I cannot describe the relief I felt when I made my way back out into the garden.

 

Jack was standing; his legs wide like one of those cowboys in an old western.

 

‘Oh thank god,’ I gushed, running towards him.

 

‘Have they gone?’ he asked. ‘That’s my fucking house.’ He looked distraught and in agony.  But he was alive.

 

Jack began to run a little and then he lost his balance and fell to the ground again.

 

And my heart sank once more. 

 

‘Is he going to die?’ I asked anyone that would listen. ‘Oh god, don’t let him die.’

 

Everyone crowded around him once more.  His friends spoke softly.  They whispered words of encouragement and kindness.  But I couldn’t say anything.

 

All I could think of was what I would say to his parents.  How would I explain it to them?  I had barely been his girlfriend for a month and he was going to leave me.

 

I had known it was too good to be true.  God was going to punish me for what I had done to Toby.  He was going to steal Jack from me and leave me alone with nothing but absolute despair and a shattered heart.

 

By the time the ambulance arrived I had pretty much accepted the fact that Jack was to be taken from me that very night.  I watched him having his injuries tended to by the heroic paramedics.  Forever a charmer he chatted to one of the lady’s, as she carefully wrapped his wounded head in bandages, and made her laugh and I smiled.

 

We had been together for such a short time.  We hadn’t even exchanged the, ‘L’ word.

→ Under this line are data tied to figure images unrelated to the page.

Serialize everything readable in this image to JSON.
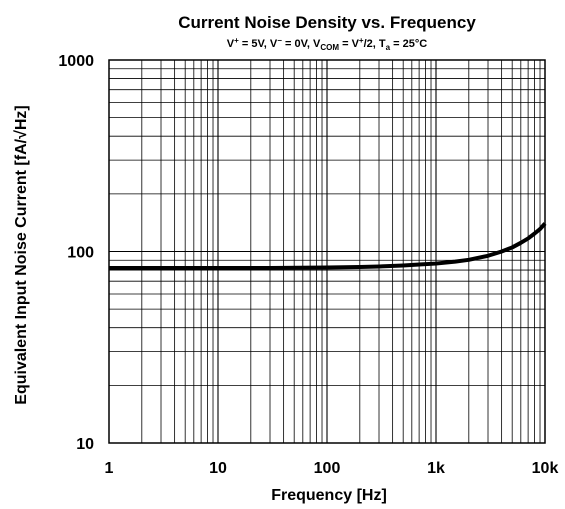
{
  "chart_data": {
    "type": "line",
    "title": "Current Noise Density vs. Frequency",
    "subtitle": {
      "vplus_base": "V",
      "vplus_sup": "+",
      "vplus_val": " = 5V, ",
      "vminus_base": "V",
      "vminus_sup": "−",
      "vminus_val": " = 0V, ",
      "vcom_base": "V",
      "vcom_sub": "COM",
      "vcom_eq": " = V",
      "vcom_sup": "+",
      "vcom_val": "/2, ",
      "ta_base": "T",
      "ta_sub": "a",
      "ta_val": " = 25°C"
    },
    "xlabel": "Frequency [Hz]",
    "ylabel": "Equivalent Input Noise Current [fA/√Hz]",
    "x_scale": "log",
    "y_scale": "log",
    "xlim": [
      1,
      10000
    ],
    "ylim": [
      10,
      1000
    ],
    "x_ticks": [
      {
        "value": 1,
        "label": "1"
      },
      {
        "value": 10,
        "label": "10"
      },
      {
        "value": 100,
        "label": "100"
      },
      {
        "value": 1000,
        "label": "1k"
      },
      {
        "value": 10000,
        "label": "10k"
      }
    ],
    "y_ticks": [
      {
        "value": 10,
        "label": "10"
      },
      {
        "value": 100,
        "label": "100"
      },
      {
        "value": 1000,
        "label": "1000"
      }
    ],
    "grid": true,
    "series": [
      {
        "color": "#000000",
        "x": [
          1,
          3,
          10,
          30,
          100,
          200,
          300,
          500,
          700,
          1000,
          1500,
          2000,
          3000,
          4000,
          5000,
          6000,
          7000,
          8000,
          9000,
          10000
        ],
        "y": [
          82,
          82,
          82,
          82,
          82.5,
          83,
          83.5,
          84.5,
          85.5,
          86.5,
          88.5,
          90.5,
          95,
          100,
          105,
          111,
          117,
          124,
          131,
          140
        ]
      }
    ]
  }
}
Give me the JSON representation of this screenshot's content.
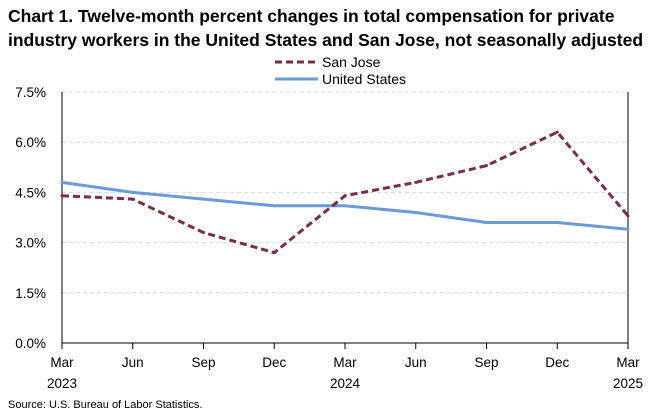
{
  "chart_data": {
    "type": "line",
    "title_line1": "Chart 1. Twelve-month percent changes in total compensation for private",
    "title_line2": "industry workers in the United States and San Jose, not seasonally adjusted",
    "x_labels": [
      "Mar",
      "Jun",
      "Sep",
      "Dec",
      "Mar",
      "Jun",
      "Sep",
      "Dec",
      "Mar"
    ],
    "x_year_labels": [
      "2023",
      "",
      "",
      "",
      "2024",
      "",
      "",
      "",
      "2025"
    ],
    "x": [
      "Mar 2023",
      "Jun 2023",
      "Sep 2023",
      "Dec 2023",
      "Mar 2024",
      "Jun 2024",
      "Sep 2024",
      "Dec 2024",
      "Mar 2025"
    ],
    "series": [
      {
        "name": "San Jose",
        "color": "#7a2c4d",
        "dash": true,
        "values": [
          4.4,
          4.3,
          3.3,
          2.7,
          4.4,
          4.8,
          5.3,
          6.3,
          3.8
        ]
      },
      {
        "name": "United States",
        "color": "#6a9bd8",
        "dash": false,
        "values": [
          4.8,
          4.5,
          4.3,
          4.1,
          4.1,
          3.9,
          3.6,
          3.6,
          3.4
        ]
      }
    ],
    "y_ticks": [
      "0.0%",
      "1.5%",
      "3.0%",
      "4.5%",
      "6.0%",
      "7.5%"
    ],
    "ylim": [
      0,
      7.5
    ],
    "grid": true,
    "legend": "top-center"
  },
  "source": "Source: U.S. Bureau of Labor Statistics."
}
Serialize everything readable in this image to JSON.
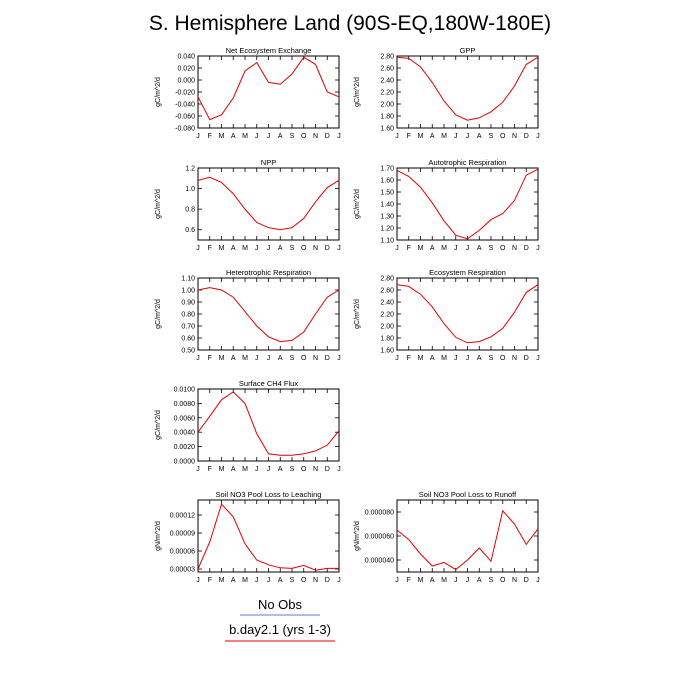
{
  "title": "S. Hemisphere Land (90S-EQ,180W-180E)",
  "colors": {
    "line": "#e00000",
    "axis": "#000000",
    "obs_line": "#5a7fd6",
    "model_line": "#e00000"
  },
  "months": [
    "J",
    "F",
    "M",
    "A",
    "M",
    "J",
    "J",
    "A",
    "S",
    "O",
    "N",
    "D",
    "J"
  ],
  "legend": {
    "obs_label": "No Obs",
    "model_label": "b.day2.1 (yrs 1-3)"
  },
  "chart_data": [
    {
      "type": "line",
      "title": "Net Ecosystem Exchange",
      "ylabel": "gC/m^2/d",
      "ylim": [
        -0.08,
        0.04
      ],
      "yticks": [
        -0.08,
        -0.06,
        -0.04,
        -0.02,
        0,
        0.02,
        0.04
      ],
      "yticklabels": [
        "-0.080",
        "-0.060",
        "-0.040",
        "-0.020",
        "0.000",
        "0.020",
        "0.040"
      ],
      "values": [
        -0.028,
        -0.066,
        -0.058,
        -0.03,
        0.015,
        0.029,
        -0.004,
        -0.007,
        0.01,
        0.038,
        0.026,
        -0.02,
        -0.028
      ]
    },
    {
      "type": "line",
      "title": "GPP",
      "ylabel": "gC/m^2/d",
      "ylim": [
        1.6,
        2.8
      ],
      "yticks": [
        1.6,
        1.8,
        2.0,
        2.2,
        2.4,
        2.6,
        2.8
      ],
      "yticklabels": [
        "1.60",
        "1.80",
        "2.00",
        "2.20",
        "2.40",
        "2.60",
        "2.80"
      ],
      "values": [
        2.78,
        2.76,
        2.62,
        2.36,
        2.05,
        1.82,
        1.73,
        1.77,
        1.87,
        2.03,
        2.3,
        2.66,
        2.78
      ]
    },
    {
      "type": "line",
      "title": "NPP",
      "ylabel": "gC/m^2/d",
      "ylim": [
        0.5,
        1.2
      ],
      "yticks": [
        0.6,
        0.8,
        1.0,
        1.2
      ],
      "yticklabels": [
        "0.6",
        "0.8",
        "1.0",
        "1.2"
      ],
      "values": [
        1.08,
        1.11,
        1.06,
        0.95,
        0.8,
        0.67,
        0.62,
        0.6,
        0.62,
        0.71,
        0.87,
        1.01,
        1.08
      ]
    },
    {
      "type": "line",
      "title": "Autotrophic Respiration",
      "ylabel": "gC/m^2/d",
      "ylim": [
        1.1,
        1.7
      ],
      "yticks": [
        1.1,
        1.2,
        1.3,
        1.4,
        1.5,
        1.6,
        1.7
      ],
      "yticklabels": [
        "1.10",
        "1.20",
        "1.30",
        "1.40",
        "1.50",
        "1.60",
        "1.70"
      ],
      "values": [
        1.68,
        1.63,
        1.54,
        1.41,
        1.26,
        1.14,
        1.11,
        1.18,
        1.27,
        1.32,
        1.43,
        1.64,
        1.69
      ]
    },
    {
      "type": "line",
      "title": "Heterotrophic Respiration",
      "ylabel": "gC/m^2/d",
      "ylim": [
        0.5,
        1.1
      ],
      "yticks": [
        0.5,
        0.6,
        0.7,
        0.8,
        0.9,
        1.0,
        1.1
      ],
      "yticklabels": [
        "0.50",
        "0.60",
        "0.70",
        "0.80",
        "0.90",
        "1.00",
        "1.10"
      ],
      "values": [
        1.0,
        1.02,
        1.0,
        0.94,
        0.82,
        0.7,
        0.61,
        0.57,
        0.58,
        0.65,
        0.8,
        0.94,
        1.0
      ]
    },
    {
      "type": "line",
      "title": "Ecosystem Respiration",
      "ylabel": "gC/m^2/d",
      "ylim": [
        1.6,
        2.8
      ],
      "yticks": [
        1.6,
        1.8,
        2.0,
        2.2,
        2.4,
        2.6,
        2.8
      ],
      "yticklabels": [
        "1.60",
        "1.80",
        "2.00",
        "2.20",
        "2.40",
        "2.60",
        "2.80"
      ],
      "values": [
        2.69,
        2.66,
        2.53,
        2.32,
        2.04,
        1.81,
        1.72,
        1.74,
        1.82,
        1.96,
        2.23,
        2.56,
        2.69
      ]
    },
    {
      "type": "line",
      "title": "Surface CH4 Flux",
      "ylabel": "gC/m^2/d",
      "ylim": [
        0,
        0.01
      ],
      "yticks": [
        0,
        0.002,
        0.004,
        0.006,
        0.008,
        0.01
      ],
      "yticklabels": [
        "0.0000",
        "0.0020",
        "0.0040",
        "0.0060",
        "0.0080",
        "0.0100"
      ],
      "values": [
        0.004,
        0.0062,
        0.0085,
        0.0096,
        0.008,
        0.0038,
        0.001,
        0.0008,
        0.0008,
        0.001,
        0.0014,
        0.0022,
        0.0042
      ]
    },
    {
      "type": "line",
      "title": "Soil NO3 Pool Loss to Leaching",
      "ylabel": "gN/m^2/d",
      "ylim": [
        2.5e-05,
        0.000145
      ],
      "yticks": [
        3e-05,
        6e-05,
        9e-05,
        0.00012
      ],
      "yticklabels": [
        "0.00003",
        "0.00006",
        "0.00009",
        "0.00012"
      ],
      "values": [
        3e-05,
        7.5e-05,
        0.000138,
        0.000117,
        7.2e-05,
        4.5e-05,
        3.7e-05,
        3.2e-05,
        3.1e-05,
        3.6e-05,
        2.8e-05,
        3.1e-05,
        3.1e-05
      ]
    },
    {
      "type": "line",
      "title": "Soil NO3 Pool Loss to Runoff",
      "ylabel": "gN/m^2/d",
      "ylim": [
        3e-05,
        9e-05
      ],
      "yticks": [
        4e-05,
        6e-05,
        8e-05
      ],
      "yticklabels": [
        "0.000040",
        "0.000060",
        "0.000080"
      ],
      "values": [
        6.5e-05,
        5.7e-05,
        4.5e-05,
        3.5e-05,
        3.8e-05,
        3.2e-05,
        4e-05,
        5e-05,
        3.9e-05,
        8.1e-05,
        7e-05,
        5.3e-05,
        6.6e-05
      ]
    }
  ]
}
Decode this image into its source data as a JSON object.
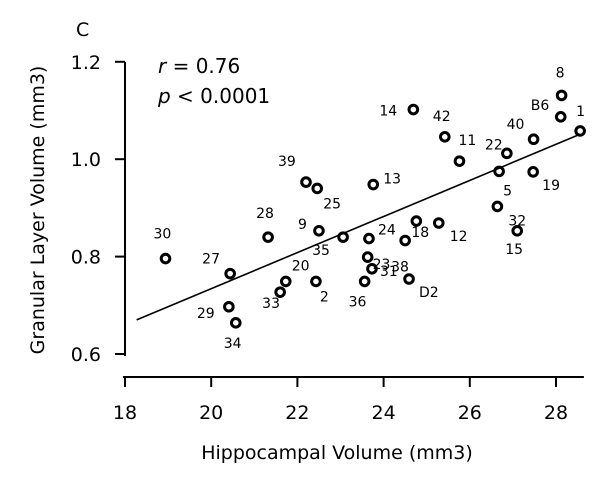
{
  "panel_label": "C",
  "stats": {
    "r_label": "r",
    "r_value": " = 0.76",
    "p_label": "p",
    "p_value": " < 0.0001"
  },
  "chart_data": {
    "type": "scatter",
    "xlabel": "Hippocampal Volume (mm3)",
    "ylabel": "Granular Layer Volume (mm3)",
    "xlim": [
      18,
      28.6
    ],
    "ylim": [
      0.6,
      1.2
    ],
    "xticks": [
      18,
      20,
      22,
      24,
      26,
      28
    ],
    "yticks": [
      0.6,
      0.8,
      1.0,
      1.2
    ],
    "ytick_labels": [
      "0.6",
      "0.8",
      "1.0",
      "1.2"
    ],
    "grid": false,
    "marker": "open-circle",
    "fit_line": {
      "x": [
        18.27,
        28.55
      ],
      "y": [
        0.67,
        1.051
      ]
    },
    "points": [
      {
        "label": "30",
        "x": 18.94,
        "y": 0.796
      },
      {
        "label": "27",
        "x": 20.44,
        "y": 0.765
      },
      {
        "label": "29",
        "x": 20.41,
        "y": 0.697
      },
      {
        "label": "34",
        "x": 20.57,
        "y": 0.664
      },
      {
        "label": "28",
        "x": 21.32,
        "y": 0.84
      },
      {
        "label": "33",
        "x": 21.6,
        "y": 0.727
      },
      {
        "label": "20",
        "x": 21.73,
        "y": 0.749
      },
      {
        "label": "39",
        "x": 22.2,
        "y": 0.953
      },
      {
        "label": "25",
        "x": 22.46,
        "y": 0.94
      },
      {
        "label": "9",
        "x": 22.5,
        "y": 0.853
      },
      {
        "label": "2",
        "x": 22.43,
        "y": 0.749
      },
      {
        "label": "35",
        "x": 23.06,
        "y": 0.84
      },
      {
        "label": "13",
        "x": 23.76,
        "y": 0.948
      },
      {
        "label": "24",
        "x": 23.66,
        "y": 0.837
      },
      {
        "label": "23",
        "x": 23.63,
        "y": 0.799
      },
      {
        "label": "31",
        "x": 23.73,
        "y": 0.775
      },
      {
        "label": "36",
        "x": 23.56,
        "y": 0.749
      },
      {
        "label": "38",
        "x": 24.5,
        "y": 0.833
      },
      {
        "label": "18",
        "x": 24.76,
        "y": 0.873
      },
      {
        "label": "D2",
        "x": 24.59,
        "y": 0.754
      },
      {
        "label": "14",
        "x": 24.69,
        "y": 1.102
      },
      {
        "label": "12",
        "x": 25.28,
        "y": 0.869
      },
      {
        "label": "42",
        "x": 25.42,
        "y": 1.046
      },
      {
        "label": "11",
        "x": 25.76,
        "y": 0.996
      },
      {
        "label": "22",
        "x": 26.86,
        "y": 1.012
      },
      {
        "label": "5",
        "x": 26.68,
        "y": 0.975
      },
      {
        "label": "32",
        "x": 26.64,
        "y": 0.903
      },
      {
        "label": "15",
        "x": 27.1,
        "y": 0.853
      },
      {
        "label": "19",
        "x": 27.47,
        "y": 0.974
      },
      {
        "label": "40",
        "x": 27.48,
        "y": 1.041
      },
      {
        "label": "B6",
        "x": 28.11,
        "y": 1.087
      },
      {
        "label": "8",
        "x": 28.13,
        "y": 1.131
      },
      {
        "label": "1",
        "x": 28.56,
        "y": 1.058
      }
    ]
  }
}
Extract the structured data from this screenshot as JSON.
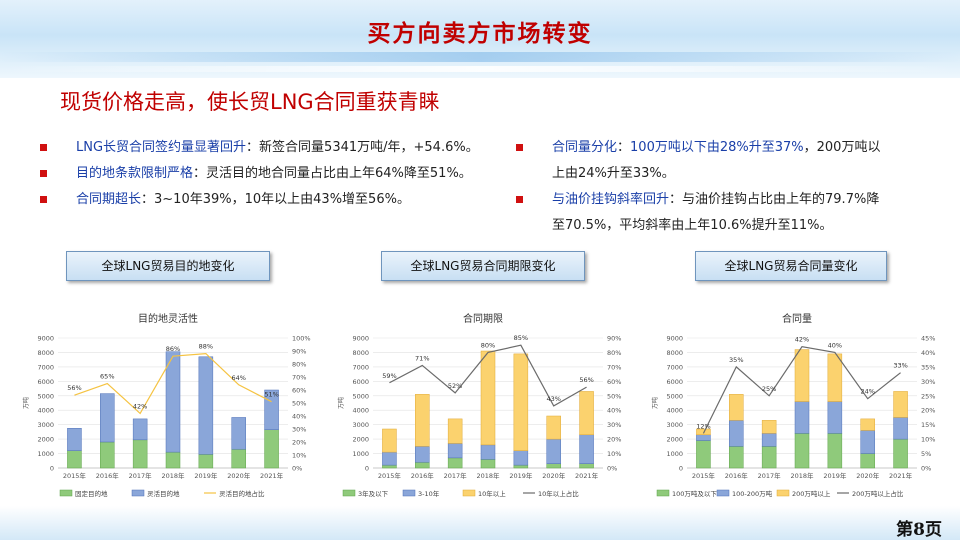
{
  "title": "买方向卖方市场转变",
  "subtitle": "现货价格走高，使长贸LNG合同重获青睐",
  "bullets_left": [
    {
      "label": "LNG长贸合同签约量显著回升",
      "text": "：新签合同量5341万吨/年，+54.6%。"
    },
    {
      "label": "目的地条款限制严格",
      "text": "：灵活目的地合同量占比由上年64%降至51%。"
    },
    {
      "label": "合同期超长",
      "text": "：3~10年39%，10年以上由43%增至56%。"
    }
  ],
  "bullets_right": [
    {
      "label": "合同量分化",
      "text1": "：",
      "hl2": "100万吨以下由28%升至37%",
      "text2": "，200万吨以",
      "cont": "上由24%升至33%。"
    },
    {
      "label": "与油价挂钩斜率回升",
      "text1": "：与油价挂钩占比由上年的79.7%降",
      "cont": "至70.5%，平均斜率由上年10.6%提升至11%。"
    }
  ],
  "buttons": [
    "全球LNG贸易目的地变化",
    "全球LNG贸易合同期限变化",
    "全球LNG贸易合同量变化"
  ],
  "page_label": "第8页",
  "colors": {
    "green": "#8fca7b",
    "blue": "#8aa6d9",
    "yellow": "#fbd26e",
    "line1": "#f5c342",
    "line2": "#6b6b6b"
  },
  "chart_data": [
    {
      "type": "bar",
      "title": "目的地灵活性",
      "ylabel": "万吨",
      "categories": [
        "2015年",
        "2016年",
        "2017年",
        "2018年",
        "2019年",
        "2020年",
        "2021年"
      ],
      "ylim": [
        0,
        9000
      ],
      "ylim2": [
        0,
        100
      ],
      "yticks": [
        "0",
        "1000",
        "2000",
        "3000",
        "4000",
        "5000",
        "6000",
        "7000",
        "8000",
        "9000"
      ],
      "y2ticks": [
        "0%",
        "10%",
        "20%",
        "30%",
        "40%",
        "50%",
        "60%",
        "70%",
        "80%",
        "90%",
        "100%"
      ],
      "series": [
        {
          "name": "固定目的地",
          "values": [
            1200,
            1800,
            1950,
            1100,
            950,
            1300,
            2650
          ]
        },
        {
          "name": "灵活目的地",
          "values": [
            1550,
            3350,
            1450,
            6950,
            6750,
            2200,
            2750
          ]
        }
      ],
      "line": {
        "name": "灵活目的地占比",
        "values": [
          56,
          65,
          42,
          86,
          88,
          64,
          51
        ],
        "labels": [
          "56%",
          "65%",
          "42%",
          "86%",
          "88%",
          "64%",
          "51%"
        ]
      }
    },
    {
      "type": "bar",
      "title": "合同期限",
      "ylabel": "万吨",
      "categories": [
        "2015年",
        "2016年",
        "2017年",
        "2018年",
        "2019年",
        "2020年",
        "2021年"
      ],
      "ylim": [
        0,
        9000
      ],
      "ylim2": [
        0,
        90
      ],
      "yticks": [
        "0",
        "1000",
        "2000",
        "3000",
        "4000",
        "5000",
        "6000",
        "7000",
        "8000",
        "9000"
      ],
      "y2ticks": [
        "0%",
        "10%",
        "20%",
        "30%",
        "40%",
        "50%",
        "60%",
        "70%",
        "80%",
        "90%"
      ],
      "series": [
        {
          "name": "3年及以下",
          "values": [
            200,
            400,
            700,
            600,
            200,
            300,
            300
          ]
        },
        {
          "name": "3-10年",
          "values": [
            900,
            1100,
            1000,
            1000,
            1000,
            1700,
            2000
          ]
        },
        {
          "name": "10年以上",
          "values": [
            1600,
            3600,
            1700,
            6500,
            6700,
            1600,
            3000
          ]
        }
      ],
      "line": {
        "name": "10年以上占比",
        "values": [
          59,
          71,
          52,
          80,
          85,
          43,
          56
        ],
        "labels": [
          "59%",
          "71%",
          "52%",
          "80%",
          "85%",
          "43%",
          "56%"
        ]
      }
    },
    {
      "type": "bar",
      "title": "合同量",
      "ylabel": "万吨",
      "categories": [
        "2015年",
        "2016年",
        "2017年",
        "2018年",
        "2019年",
        "2020年",
        "2021年"
      ],
      "ylim": [
        0,
        9000
      ],
      "ylim2": [
        0,
        45
      ],
      "yticks": [
        "0",
        "1000",
        "2000",
        "3000",
        "4000",
        "5000",
        "6000",
        "7000",
        "8000",
        "9000"
      ],
      "y2ticks": [
        "0%",
        "5%",
        "10%",
        "15%",
        "20%",
        "25%",
        "30%",
        "35%",
        "40%",
        "45%"
      ],
      "series": [
        {
          "name": "100万吨及以下",
          "values": [
            1900,
            1500,
            1500,
            2400,
            2400,
            1000,
            2000
          ]
        },
        {
          "name": "100-200万吨",
          "values": [
            400,
            1800,
            900,
            2200,
            2200,
            1600,
            1500
          ]
        },
        {
          "name": "200万吨以上",
          "values": [
            400,
            1800,
            900,
            3600,
            3300,
            800,
            1800
          ]
        }
      ],
      "line": {
        "name": "200万吨以上占比",
        "values": [
          12,
          35,
          25,
          42,
          40,
          24,
          33
        ],
        "labels": [
          "12%",
          "35%",
          "25%",
          "42%",
          "40%",
          "24%",
          "33%"
        ]
      }
    }
  ]
}
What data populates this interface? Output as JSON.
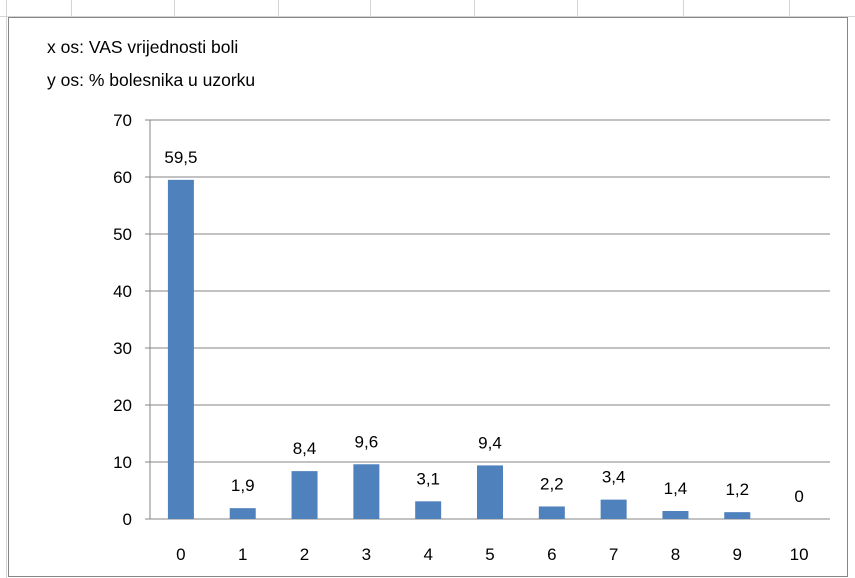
{
  "chart_data": {
    "type": "bar",
    "annotations": [
      "x os: VAS vrijednosti boli",
      "y os: % bolesnika  u uzorku"
    ],
    "categories": [
      "0",
      "1",
      "2",
      "3",
      "4",
      "5",
      "6",
      "7",
      "8",
      "9",
      "10"
    ],
    "values": [
      59.5,
      1.9,
      8.4,
      9.6,
      3.1,
      9.4,
      2.2,
      3.4,
      1.4,
      1.2,
      0
    ],
    "data_labels": [
      "59,5",
      "1,9",
      "8,4",
      "9,6",
      "3,1",
      "9,4",
      "2,2",
      "3,4",
      "1,4",
      "1,2",
      "0"
    ],
    "yticks": [
      "0",
      "10",
      "20",
      "30",
      "40",
      "50",
      "60",
      "70"
    ],
    "ylim": [
      0,
      70
    ],
    "grid": true,
    "legend": "none",
    "bar_color": "#4f81bd",
    "grid_color": "#868686"
  }
}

Seriously. I hadn’t even told him that I loved him.

 

I prayed silently.  And stood, still dressed as a prostitute, in the cold night air.  Almost oblivious to the forensics team and police officers that were decorating our bomb-site home with thick yellow Crime Scene tape.

 

Patiently and in absolute silence I waited for my man. And prayed to god that he would be okay.